Née à l'abri du cloitre, c'est l'esprit monastique qui de nos

jours encore anime l'école. Lieu « ascétique » avec son enceinte de murailles, sans horizon sur la réalité, avec son corps massif, ses salles nues, son architecture sévère, son atmosphère triste et chagrine, elle est une prison morale où l'on dit adieu à la vie réelle, au contact avec les choses et avec les hommes, pour s'isoler, pour se recueillir et pour se spiritualiser; où l'on meurt petit à petit à la terre pour se tourner vers le monde du rêve et de la pensée.

Une maison aimable et hospitalière, au cœur de la campagne, encadrée de verdure et baignée de lumière, les portes toutes ouvertes sur la nature, et enveloppée d'une atmosphère de vérité et de vie, de joie et de gaieté; un lieu riant qui attire puissamment au dehors les sens et l'intelligence, les invite à comprendre et à conquérir ce monde, théâtre illimité d'action. pour la volonté créatrice : tel est le sol richement nourricier où il convient de placer l'enfant.

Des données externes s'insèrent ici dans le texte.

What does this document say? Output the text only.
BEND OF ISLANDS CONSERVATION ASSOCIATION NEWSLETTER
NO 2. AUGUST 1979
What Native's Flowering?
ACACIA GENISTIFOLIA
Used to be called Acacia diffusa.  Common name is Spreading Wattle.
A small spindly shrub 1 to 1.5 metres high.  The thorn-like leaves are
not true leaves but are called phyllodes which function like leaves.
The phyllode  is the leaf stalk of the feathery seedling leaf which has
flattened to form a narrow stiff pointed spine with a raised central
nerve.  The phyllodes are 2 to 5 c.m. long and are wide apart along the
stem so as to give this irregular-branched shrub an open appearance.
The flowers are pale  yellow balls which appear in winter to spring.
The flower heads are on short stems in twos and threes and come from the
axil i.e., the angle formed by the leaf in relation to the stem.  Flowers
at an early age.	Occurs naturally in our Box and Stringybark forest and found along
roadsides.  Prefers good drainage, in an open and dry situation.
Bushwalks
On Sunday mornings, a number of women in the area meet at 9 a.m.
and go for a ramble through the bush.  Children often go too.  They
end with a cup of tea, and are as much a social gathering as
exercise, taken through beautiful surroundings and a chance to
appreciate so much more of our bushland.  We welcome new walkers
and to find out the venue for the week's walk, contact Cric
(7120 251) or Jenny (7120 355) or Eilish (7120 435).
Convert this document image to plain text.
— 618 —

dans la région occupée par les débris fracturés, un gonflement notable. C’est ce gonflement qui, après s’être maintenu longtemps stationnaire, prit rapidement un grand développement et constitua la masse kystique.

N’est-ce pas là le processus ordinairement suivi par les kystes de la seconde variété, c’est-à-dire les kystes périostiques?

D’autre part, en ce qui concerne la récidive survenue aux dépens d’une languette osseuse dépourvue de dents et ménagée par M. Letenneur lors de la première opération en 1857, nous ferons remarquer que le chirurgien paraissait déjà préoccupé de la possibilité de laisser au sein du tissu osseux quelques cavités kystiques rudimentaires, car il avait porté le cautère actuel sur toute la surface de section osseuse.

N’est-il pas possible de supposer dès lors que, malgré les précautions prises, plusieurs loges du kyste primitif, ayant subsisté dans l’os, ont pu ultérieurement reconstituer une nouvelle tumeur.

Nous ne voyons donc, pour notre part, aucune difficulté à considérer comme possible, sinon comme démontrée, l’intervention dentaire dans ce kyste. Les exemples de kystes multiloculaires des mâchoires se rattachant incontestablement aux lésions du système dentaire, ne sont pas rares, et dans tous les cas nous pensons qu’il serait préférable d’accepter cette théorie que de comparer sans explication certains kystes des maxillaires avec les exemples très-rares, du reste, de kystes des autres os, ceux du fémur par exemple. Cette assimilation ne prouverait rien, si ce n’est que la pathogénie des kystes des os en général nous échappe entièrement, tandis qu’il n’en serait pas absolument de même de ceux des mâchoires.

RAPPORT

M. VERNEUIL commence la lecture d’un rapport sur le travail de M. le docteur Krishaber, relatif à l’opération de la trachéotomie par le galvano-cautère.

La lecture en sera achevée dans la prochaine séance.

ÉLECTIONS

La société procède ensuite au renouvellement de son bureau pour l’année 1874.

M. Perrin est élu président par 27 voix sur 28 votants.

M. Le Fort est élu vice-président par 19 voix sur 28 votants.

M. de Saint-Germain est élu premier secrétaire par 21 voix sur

Mais l'école, malgré ses pelouses vertes et ses prés parfumés, ne restera-t-elle pas toujours l'école, c'est-à-dire un lieu peu favorable au développement de l'individualité? Si l'enfant est toujours pris par la vie commune, s'il partage invariablement avec ses camarades ses distractions et ses études, ses repos et son sommeil, 'si le règlement pèse toujours sur lui de sa main lourde et sévère, si aucune portion de son temps ne lui appartient, si aucune portion de l'école n'est vraiment sienne, c'est l'être social et extérieur que vous formerez. Eduquerez-vous l'être intérieur et la personnalité?

A l'école nouvelle deux parts seront faites dans la journée : l'une, la plus grande, est consacrée au travail. C'est le domaine du devoir auquel on est tenu de satisfaire. L'autre appartient à l'enfant il jouit de la libre disposition de ses mouvements. Il se repose ou il travaille, il lit dans la bibliothèque, ou sommeille sous un frais ombrage; il erre dans les bois, dans les prairies ou sur les chemins, à la poursuite d'un nid, d'un caillou, d'une plante ou d'un papillon. Il construit un souterrain, ou il arrose ses fleurs, il rabote une pièce de bois, ou nettoie les allées de son jardin.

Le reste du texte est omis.